All along in my pregnancy, I assumed B would be born early. Fynn was 11 days early and everyone kept telling me that second babies usually come about the same time as first (except one woman I work with who told me about her first being a week or so early and her second about 2 weeks late-she scared me). I figured B would be born around 38 weeks, just like Fynn, which would put me in labor during February vacation. Therefore, I made sure my sub plans were ready, my long-term sub had been in my classroom, and everything else at work was ready as thought I wasn't coming back after break. I also worked towards having everything at home ready for baby by washing clothes, organizing baby gear, etc.
Then 38 weeks came. I went to my check up, found out I was only 2 cm dilated (and had been for two weeks), which meant I wasn't making any progress. By Thursday of vacation, I was started to wonder about going back to work on Monday (and thinking how miserable it was going to be to try to be an effective teacher while feeling like absolute crap.)

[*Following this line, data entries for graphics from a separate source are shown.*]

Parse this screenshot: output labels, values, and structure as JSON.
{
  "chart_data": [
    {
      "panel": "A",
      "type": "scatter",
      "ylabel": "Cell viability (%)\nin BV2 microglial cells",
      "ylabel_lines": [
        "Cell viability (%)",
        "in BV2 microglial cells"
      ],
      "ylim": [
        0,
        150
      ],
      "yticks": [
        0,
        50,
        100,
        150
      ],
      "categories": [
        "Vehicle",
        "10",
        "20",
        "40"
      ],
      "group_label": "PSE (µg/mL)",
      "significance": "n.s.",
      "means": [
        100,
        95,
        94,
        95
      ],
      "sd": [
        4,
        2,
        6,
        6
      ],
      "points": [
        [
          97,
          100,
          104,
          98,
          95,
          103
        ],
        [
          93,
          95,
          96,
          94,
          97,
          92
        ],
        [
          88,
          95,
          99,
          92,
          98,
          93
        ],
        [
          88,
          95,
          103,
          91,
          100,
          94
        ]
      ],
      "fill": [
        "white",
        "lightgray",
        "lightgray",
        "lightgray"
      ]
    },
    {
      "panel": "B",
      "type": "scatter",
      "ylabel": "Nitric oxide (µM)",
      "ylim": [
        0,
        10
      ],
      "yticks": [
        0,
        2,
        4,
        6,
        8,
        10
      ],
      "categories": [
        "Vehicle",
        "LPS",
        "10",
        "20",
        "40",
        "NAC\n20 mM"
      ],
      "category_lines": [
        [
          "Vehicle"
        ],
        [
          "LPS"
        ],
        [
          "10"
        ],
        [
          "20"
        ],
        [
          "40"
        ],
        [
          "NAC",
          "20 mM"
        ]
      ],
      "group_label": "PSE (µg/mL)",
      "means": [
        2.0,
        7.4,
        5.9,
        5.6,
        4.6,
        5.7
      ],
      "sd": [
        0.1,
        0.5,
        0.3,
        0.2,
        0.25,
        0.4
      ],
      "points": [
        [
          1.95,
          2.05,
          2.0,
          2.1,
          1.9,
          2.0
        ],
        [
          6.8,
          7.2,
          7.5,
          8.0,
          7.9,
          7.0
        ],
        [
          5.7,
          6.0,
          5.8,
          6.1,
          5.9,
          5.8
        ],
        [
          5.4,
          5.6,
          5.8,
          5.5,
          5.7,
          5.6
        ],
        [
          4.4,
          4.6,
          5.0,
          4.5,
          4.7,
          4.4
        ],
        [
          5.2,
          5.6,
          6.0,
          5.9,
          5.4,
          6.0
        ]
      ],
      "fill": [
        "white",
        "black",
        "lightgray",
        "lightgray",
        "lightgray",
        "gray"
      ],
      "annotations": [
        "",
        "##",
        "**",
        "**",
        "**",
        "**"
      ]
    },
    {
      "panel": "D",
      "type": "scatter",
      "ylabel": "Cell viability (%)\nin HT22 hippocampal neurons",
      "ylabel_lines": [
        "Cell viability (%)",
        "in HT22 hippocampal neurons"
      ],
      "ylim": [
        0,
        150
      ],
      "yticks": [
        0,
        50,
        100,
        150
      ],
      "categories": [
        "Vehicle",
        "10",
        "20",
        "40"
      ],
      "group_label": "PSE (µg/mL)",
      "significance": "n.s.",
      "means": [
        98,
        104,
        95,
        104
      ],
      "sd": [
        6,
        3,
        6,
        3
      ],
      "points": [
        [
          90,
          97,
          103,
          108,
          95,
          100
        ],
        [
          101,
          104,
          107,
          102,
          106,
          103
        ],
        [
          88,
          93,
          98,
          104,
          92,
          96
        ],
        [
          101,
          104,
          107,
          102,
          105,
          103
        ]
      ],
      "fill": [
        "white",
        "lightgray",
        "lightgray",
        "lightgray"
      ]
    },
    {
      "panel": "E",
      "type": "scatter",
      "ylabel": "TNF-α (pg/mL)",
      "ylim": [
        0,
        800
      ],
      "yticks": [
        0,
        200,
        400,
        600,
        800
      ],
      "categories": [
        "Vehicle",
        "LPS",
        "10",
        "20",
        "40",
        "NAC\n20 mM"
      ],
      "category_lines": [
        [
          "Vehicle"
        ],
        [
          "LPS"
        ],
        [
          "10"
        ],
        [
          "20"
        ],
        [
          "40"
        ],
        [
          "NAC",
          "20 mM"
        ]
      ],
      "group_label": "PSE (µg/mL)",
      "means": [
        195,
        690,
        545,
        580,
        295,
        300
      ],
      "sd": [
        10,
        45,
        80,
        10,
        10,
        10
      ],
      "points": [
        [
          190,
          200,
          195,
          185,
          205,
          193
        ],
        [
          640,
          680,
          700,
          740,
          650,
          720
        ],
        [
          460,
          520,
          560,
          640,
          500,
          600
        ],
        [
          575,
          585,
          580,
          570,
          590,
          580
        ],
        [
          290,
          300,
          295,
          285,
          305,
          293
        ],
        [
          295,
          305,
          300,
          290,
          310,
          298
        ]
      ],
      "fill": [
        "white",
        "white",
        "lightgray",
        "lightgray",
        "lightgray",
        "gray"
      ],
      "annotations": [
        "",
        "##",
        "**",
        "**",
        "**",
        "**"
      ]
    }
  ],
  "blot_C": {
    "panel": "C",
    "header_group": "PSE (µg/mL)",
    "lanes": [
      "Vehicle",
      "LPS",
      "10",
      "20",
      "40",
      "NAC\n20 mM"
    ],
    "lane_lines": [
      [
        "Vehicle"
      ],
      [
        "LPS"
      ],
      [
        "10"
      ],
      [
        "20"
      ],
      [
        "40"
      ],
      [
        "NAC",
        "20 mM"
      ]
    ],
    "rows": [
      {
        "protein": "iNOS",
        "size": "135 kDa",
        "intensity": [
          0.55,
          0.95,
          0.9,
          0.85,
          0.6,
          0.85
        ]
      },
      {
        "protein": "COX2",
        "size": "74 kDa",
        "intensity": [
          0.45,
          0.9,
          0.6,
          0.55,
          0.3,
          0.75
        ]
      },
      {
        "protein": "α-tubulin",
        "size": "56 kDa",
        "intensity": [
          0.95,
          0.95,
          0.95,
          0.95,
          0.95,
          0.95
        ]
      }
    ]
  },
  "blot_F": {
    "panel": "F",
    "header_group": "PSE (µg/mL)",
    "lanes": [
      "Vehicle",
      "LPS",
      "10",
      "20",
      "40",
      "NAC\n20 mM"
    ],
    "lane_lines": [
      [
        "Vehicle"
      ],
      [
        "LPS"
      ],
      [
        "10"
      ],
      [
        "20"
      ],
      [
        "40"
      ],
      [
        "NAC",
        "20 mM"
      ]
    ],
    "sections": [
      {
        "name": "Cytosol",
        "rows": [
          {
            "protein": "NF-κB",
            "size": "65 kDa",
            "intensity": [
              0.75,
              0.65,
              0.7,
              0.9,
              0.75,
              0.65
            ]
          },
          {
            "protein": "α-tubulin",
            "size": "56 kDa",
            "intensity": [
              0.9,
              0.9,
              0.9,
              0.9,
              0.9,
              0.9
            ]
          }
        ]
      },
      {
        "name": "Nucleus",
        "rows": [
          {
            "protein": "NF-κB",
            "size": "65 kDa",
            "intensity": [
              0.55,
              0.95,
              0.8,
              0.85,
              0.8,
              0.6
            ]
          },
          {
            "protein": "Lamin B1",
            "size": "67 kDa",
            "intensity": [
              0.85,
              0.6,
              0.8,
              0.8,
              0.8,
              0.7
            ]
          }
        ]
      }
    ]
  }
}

Friday morning, at around midnight, Fynn woke up screaming in the middle of the night. We had no idea why, but she ended up curling up in bed with me for a bit and rubbing my belly, which wasn't really unusual, but she was being weird about it. While she was laying with me, I felt a huge pain that kinda felt like I remembered contractions to be, but it also felt off. I put Fynn back to bed and realized I didn't feel great. I was crampy and felt achy. I tried going back to sleep, but had 2 more "contractions" within minutes of each other, so I decided to get up and time them. I told Drew I was heading downstairs, and in his half-asleep stupor he informed me that tonight wasn't a good night to have a baby "just saying". Duly noted.
Once I got downstairs I realized I felt even worse. I quickly downloaded a contraction timing app for my phone and started keeping track of the "contractions". Honestly, they didn't feel like contractions to me. They felt like I was having some type of food poisoning- way different than how I felt with Fynn. After about an hour of timing, I realized I had just had 6 contractions in 50 minutes... and they were ranging from 3-5 minutes apart. I knew I should probably call the doctor/Drew's parents, but I felt like I was overreacting... I didn't FEEL like this was labor.
Nevertheless, I went back upstairs and woke up Drew. He called his parents while I called the doctors office. While I waited for the doctor on call to call back, we started getting ready to go. We got dressed, threw last minute things into our suitcase, and changed the sheets on our bed so Drew's parents could sleep there when they arrived. For some reason, I grabbed a teeny-tiny preemie outfit that my mom had bought the week before. I had laughed when she gave it to me, but I figured he might be little like Fynn, so I brought it along.
As we waited for Drew's parent to show up (they live 35 minutes away), we scrambled to make the house look somewhat presentable. By we, I mean Drew ran around like crazy while I clung to the kitchen counter focusing on my breathing and trying not to keel over. This was definitely labor, and contractions were only 2 1/2- 3 minutes apart. I started to worry that Drew's parents wouldn't make it in time. Drew grabbed the car seat out of the other room (yep, still hadn't gotten it in the car), and I asked him if we could go wait in the car.
I'm not sure exactly what time his parents arrived, but by 2:40 we were in the car, on the way to the hospital. Between contractions I texted Drew's mom and was chugging water to avoid hydration because I did NOT want to have an IV this time for fluids. I remember laughing with Drew in the car saying that I was going to punch someone if we got to the hospital and found out I was only 3 cm along.